From a risk and liability perspective, the most “inherently safe” strategy for reducing greenhouse gas emissions is to increase energy end-use efficiency, which almost universally serves to maintain or even reduce baseline levels of liability. For example, so-called “green building” strategies are widely documented to have a beneficial effect on indoor environmental conditions, thus reducing the likelihood of sick-building syndrome, absenteeism, or other events that could trigger liability insurance claims or business interruptions.261 In rare cases, such strategies can inadvertently introduce new risks and liabilities, e.g., through creating moisture problems by inappropriately tightening buildings.262 These problems can be almost universally avoided through proper design, engineering, and monitoring. For example, despite the conventional wisdom that automobile safety is correlated with weight, light cars exist that are as safe as or safer than much heavier SUVs.263 Improved inflation of vehicle tires saves energy while enhancing road safety. A remarkable assessment by the U.S. Government Accountability Office concluded that about 1% of U.S. automobile fuel use (1.2 billion gallons per year) could be saved simply by properly inflating tires. In 1999, under inflated tires contributed to 247, or 0.8%, of 32,061 fatalities and 23,100, or 0.8%, of almost 3 million injuries, plus 41 vehicular deaths each year.264
261 Evan Mills, The Insurance and Risk Management Industries: New Players in the Delivery of Energy-Efficient Products and Services, 31 ENERGY POL’Y 1257 (2003).
262 See EVAN MILLS & IVO KNOEPFEL, ENERGY-EFFICIENCY OPTIONS FOR INSURANCE LOSS— PREVENTION, at 9, 12 (1997), available at http://eetd.lbl.gov/emills/PUBS/no-regrets.html. http://energy.lbl.gov/ea/emills/pubs/pdf/mills-knoepfel.pdf.
263 MARC ROSS & TOM WENZEL, AN ANALYSIS OF TRAFFIC DEATHS BY VEHICLE TYPE AND MODEL, U.S. Dep’t of Energy, LBNL Report No 49675 (2002), available at http://eande.lbl.gov/EA/teepa/pdf/LBNL-49675.pdf.
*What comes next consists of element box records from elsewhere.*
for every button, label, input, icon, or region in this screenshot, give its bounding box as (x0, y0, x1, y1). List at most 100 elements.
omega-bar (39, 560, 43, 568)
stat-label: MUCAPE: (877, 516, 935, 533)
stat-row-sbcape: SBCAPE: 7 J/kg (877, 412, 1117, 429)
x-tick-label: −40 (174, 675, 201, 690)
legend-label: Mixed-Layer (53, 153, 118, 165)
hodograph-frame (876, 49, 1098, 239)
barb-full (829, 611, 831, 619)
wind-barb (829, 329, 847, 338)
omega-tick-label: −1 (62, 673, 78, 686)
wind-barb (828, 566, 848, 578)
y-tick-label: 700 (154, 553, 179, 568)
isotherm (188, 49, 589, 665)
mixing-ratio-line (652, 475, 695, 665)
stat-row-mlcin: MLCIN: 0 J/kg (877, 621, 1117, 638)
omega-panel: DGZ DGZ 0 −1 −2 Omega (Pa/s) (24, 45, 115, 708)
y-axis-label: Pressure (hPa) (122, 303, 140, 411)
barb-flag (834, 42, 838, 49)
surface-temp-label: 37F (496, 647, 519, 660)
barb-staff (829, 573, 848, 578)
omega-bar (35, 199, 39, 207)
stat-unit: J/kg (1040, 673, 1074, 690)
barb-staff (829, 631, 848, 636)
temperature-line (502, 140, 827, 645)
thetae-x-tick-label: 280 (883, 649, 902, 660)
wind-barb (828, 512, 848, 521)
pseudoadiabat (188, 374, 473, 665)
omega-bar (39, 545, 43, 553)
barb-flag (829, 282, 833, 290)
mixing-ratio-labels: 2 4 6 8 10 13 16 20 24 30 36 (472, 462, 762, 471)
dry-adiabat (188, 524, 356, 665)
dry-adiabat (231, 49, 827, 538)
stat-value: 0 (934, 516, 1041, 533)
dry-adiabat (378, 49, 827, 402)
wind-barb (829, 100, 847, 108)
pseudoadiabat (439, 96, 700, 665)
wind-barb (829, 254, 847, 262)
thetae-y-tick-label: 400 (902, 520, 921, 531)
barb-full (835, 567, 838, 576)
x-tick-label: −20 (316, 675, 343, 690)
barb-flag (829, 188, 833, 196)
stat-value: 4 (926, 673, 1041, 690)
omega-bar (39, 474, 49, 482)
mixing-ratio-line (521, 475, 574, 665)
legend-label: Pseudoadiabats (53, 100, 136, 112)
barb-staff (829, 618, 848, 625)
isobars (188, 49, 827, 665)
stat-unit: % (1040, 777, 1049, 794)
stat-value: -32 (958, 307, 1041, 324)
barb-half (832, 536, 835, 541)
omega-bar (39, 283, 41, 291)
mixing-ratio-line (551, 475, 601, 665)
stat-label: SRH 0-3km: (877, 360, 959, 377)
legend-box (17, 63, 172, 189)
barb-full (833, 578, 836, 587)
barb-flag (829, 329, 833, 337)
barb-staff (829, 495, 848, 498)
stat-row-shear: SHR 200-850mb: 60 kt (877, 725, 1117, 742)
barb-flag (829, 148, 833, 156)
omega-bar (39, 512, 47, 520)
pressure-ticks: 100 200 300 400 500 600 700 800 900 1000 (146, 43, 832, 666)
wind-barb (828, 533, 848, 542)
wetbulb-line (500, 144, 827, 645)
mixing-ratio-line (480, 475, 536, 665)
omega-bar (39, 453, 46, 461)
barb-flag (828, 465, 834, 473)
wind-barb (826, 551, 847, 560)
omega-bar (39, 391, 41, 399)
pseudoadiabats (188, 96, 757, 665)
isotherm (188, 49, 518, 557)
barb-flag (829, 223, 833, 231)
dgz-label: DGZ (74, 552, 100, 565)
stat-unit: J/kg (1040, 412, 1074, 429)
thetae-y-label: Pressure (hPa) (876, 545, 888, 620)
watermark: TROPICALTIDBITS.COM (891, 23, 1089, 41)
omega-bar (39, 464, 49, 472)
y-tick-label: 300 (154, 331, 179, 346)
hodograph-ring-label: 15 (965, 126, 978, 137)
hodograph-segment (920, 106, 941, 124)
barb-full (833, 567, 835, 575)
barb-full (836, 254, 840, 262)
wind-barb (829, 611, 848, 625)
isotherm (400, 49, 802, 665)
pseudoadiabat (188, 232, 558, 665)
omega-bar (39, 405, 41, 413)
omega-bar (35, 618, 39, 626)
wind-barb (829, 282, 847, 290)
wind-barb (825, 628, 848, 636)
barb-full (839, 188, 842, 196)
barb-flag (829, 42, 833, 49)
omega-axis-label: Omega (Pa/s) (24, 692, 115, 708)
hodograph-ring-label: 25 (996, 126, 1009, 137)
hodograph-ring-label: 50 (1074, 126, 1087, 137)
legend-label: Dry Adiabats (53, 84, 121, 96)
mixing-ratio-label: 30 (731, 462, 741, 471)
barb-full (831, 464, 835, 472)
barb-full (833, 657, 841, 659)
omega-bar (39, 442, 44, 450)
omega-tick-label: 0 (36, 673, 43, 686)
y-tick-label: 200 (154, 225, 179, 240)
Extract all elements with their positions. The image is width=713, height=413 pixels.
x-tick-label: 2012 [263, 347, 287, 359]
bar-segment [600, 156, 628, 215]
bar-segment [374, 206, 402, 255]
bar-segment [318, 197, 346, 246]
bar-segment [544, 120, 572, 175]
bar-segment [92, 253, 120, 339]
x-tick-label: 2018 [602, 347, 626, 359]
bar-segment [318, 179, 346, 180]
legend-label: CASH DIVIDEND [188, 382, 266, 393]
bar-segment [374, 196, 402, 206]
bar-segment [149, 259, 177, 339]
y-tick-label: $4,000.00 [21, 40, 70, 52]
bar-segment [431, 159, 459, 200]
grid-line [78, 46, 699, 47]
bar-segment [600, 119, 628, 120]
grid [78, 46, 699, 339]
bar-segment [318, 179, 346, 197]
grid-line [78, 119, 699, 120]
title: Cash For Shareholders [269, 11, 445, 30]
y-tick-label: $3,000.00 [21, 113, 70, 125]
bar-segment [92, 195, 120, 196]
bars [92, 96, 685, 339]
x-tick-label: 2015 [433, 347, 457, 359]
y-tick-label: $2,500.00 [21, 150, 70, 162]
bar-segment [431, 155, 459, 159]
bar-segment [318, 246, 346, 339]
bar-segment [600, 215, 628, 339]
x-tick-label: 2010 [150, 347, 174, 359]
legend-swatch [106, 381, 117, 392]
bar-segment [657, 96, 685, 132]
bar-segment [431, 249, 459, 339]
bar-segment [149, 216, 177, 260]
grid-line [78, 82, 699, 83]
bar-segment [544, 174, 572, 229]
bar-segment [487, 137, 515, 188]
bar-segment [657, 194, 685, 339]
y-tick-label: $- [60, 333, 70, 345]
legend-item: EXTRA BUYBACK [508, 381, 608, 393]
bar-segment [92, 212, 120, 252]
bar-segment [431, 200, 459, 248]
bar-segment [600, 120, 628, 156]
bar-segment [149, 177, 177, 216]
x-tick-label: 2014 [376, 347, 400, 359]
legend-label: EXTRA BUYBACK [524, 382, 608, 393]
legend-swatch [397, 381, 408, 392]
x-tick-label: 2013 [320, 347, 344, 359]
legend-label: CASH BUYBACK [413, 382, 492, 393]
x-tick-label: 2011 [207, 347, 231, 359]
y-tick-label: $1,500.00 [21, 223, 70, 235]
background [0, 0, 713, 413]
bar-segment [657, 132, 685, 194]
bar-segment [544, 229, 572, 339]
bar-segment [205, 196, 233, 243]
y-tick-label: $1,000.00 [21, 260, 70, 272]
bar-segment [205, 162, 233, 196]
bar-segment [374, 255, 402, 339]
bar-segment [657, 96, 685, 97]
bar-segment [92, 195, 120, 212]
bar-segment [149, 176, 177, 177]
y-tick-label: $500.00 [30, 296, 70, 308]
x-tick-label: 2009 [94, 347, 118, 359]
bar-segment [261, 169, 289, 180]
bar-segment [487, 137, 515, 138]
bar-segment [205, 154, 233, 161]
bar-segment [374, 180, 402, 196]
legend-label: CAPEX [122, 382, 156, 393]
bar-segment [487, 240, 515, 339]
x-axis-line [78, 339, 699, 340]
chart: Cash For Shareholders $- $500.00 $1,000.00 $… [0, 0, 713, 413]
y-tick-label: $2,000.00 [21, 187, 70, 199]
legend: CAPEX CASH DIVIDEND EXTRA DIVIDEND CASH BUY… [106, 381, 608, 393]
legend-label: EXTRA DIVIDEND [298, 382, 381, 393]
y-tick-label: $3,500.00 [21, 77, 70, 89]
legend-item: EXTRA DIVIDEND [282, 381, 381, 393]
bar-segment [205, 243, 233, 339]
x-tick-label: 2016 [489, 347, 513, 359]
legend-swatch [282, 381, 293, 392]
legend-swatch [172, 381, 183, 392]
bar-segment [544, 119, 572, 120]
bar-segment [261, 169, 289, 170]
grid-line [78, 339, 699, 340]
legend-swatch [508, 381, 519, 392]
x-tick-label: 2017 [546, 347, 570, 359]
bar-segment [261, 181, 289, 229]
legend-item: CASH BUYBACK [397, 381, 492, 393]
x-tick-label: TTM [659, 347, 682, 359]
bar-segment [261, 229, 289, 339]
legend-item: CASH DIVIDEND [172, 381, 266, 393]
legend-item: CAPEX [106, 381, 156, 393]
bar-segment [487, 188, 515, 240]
264 See Letter from Katherine A. Siggerud, Director, Physical Infrastructure Issues, U.S. Government Accountability Office, Underinflated Tires in the United States (Feb. 9, 2007), available at http://www.gao.gov/new.items/d07246r.pdf.
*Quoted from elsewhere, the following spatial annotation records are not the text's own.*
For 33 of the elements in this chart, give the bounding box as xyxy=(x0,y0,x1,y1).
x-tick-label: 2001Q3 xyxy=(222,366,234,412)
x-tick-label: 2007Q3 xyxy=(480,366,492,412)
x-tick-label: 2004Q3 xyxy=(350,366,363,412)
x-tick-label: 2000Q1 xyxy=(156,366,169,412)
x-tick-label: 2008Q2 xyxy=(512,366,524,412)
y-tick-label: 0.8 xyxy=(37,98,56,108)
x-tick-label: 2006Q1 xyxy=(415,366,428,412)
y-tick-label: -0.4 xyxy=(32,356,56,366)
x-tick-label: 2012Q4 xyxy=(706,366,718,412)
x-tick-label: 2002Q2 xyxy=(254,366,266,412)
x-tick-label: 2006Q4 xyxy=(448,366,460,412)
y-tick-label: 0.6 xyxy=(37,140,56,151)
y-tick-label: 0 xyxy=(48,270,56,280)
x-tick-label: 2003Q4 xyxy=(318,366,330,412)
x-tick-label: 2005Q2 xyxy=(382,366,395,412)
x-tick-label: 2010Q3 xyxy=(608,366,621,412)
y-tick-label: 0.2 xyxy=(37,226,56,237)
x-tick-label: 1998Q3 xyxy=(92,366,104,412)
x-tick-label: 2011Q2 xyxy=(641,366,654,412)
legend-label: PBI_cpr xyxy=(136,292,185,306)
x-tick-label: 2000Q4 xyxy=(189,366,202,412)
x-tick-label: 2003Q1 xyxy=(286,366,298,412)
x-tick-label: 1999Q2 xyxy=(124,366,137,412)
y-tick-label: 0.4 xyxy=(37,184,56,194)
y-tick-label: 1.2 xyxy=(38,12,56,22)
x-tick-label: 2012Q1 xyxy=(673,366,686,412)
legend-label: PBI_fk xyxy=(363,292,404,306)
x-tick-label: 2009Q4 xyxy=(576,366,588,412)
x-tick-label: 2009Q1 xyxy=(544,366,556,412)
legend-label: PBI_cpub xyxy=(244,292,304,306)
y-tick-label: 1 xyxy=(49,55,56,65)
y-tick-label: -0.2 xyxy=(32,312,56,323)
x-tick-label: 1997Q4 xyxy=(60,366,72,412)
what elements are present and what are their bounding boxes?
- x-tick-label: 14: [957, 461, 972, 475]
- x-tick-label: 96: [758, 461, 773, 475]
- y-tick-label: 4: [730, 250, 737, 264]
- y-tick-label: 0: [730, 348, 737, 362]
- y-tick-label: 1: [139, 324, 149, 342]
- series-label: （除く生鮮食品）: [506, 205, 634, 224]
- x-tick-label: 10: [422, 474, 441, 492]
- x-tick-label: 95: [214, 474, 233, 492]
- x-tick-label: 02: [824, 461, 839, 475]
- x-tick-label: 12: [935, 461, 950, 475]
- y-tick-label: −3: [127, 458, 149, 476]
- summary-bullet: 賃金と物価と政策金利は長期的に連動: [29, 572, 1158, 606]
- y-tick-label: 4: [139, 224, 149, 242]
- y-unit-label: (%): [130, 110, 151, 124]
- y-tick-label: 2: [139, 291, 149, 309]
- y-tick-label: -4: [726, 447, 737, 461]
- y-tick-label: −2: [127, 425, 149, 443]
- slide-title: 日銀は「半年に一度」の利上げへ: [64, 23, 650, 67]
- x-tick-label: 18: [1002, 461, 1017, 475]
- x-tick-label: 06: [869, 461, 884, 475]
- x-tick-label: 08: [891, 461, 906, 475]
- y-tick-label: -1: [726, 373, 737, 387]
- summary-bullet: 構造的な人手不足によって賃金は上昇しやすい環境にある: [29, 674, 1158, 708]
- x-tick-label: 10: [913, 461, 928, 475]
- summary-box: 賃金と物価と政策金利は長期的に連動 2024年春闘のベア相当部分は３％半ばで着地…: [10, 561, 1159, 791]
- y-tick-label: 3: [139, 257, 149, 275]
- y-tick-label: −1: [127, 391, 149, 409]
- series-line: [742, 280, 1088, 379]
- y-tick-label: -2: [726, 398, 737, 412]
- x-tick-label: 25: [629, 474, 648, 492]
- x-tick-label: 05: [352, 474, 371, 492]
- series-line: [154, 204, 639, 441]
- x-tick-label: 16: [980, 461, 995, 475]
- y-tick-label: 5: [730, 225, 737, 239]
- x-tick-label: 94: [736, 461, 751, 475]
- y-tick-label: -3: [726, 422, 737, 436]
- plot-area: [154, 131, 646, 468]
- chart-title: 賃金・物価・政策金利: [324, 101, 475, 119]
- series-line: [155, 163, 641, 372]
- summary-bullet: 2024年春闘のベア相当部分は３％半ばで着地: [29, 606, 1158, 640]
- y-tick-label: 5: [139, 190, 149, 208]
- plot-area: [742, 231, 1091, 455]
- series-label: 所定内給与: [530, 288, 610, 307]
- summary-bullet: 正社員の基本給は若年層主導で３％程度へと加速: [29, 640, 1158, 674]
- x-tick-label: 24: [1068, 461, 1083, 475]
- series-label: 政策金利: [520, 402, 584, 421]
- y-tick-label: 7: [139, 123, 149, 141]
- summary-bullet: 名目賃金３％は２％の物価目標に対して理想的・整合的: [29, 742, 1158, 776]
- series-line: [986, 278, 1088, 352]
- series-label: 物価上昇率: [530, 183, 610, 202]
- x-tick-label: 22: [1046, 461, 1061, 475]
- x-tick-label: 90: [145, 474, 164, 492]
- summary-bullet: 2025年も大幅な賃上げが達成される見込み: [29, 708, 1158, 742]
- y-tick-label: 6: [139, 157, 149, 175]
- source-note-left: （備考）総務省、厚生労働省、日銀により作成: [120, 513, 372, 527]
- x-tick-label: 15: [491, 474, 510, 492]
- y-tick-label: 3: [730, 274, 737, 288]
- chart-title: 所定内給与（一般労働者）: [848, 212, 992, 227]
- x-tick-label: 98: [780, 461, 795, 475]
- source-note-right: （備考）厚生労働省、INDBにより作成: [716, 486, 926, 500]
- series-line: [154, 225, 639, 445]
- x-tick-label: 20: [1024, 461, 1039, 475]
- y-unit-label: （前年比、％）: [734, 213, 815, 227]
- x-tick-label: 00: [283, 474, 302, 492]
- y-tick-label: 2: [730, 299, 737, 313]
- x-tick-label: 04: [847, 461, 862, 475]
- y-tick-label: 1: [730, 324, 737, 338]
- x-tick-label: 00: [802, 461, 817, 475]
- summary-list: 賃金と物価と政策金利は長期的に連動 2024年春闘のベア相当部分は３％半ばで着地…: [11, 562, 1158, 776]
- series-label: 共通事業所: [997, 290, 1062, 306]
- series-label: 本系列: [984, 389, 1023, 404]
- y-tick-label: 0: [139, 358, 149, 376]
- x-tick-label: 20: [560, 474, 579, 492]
The article goes on to criticize carbon trading. But guess which energy source gets no criticisms?
That’s right: solar power wasn’t criticized at all. It’s not centralized, it uses no water, and it’s not especially susceptible to wind or storms. Sure, solar panels don’t generate much during a thunderstorm, but other panels elsewhere keep generating, and after the storm passes the ones it covered start generating again. Utilities can’t take the solar heat. Let’s get on with solar power, which weathers everything better than any other power source. Add mostly wind and some water power, and we can power the country and the world entirely with renewable power.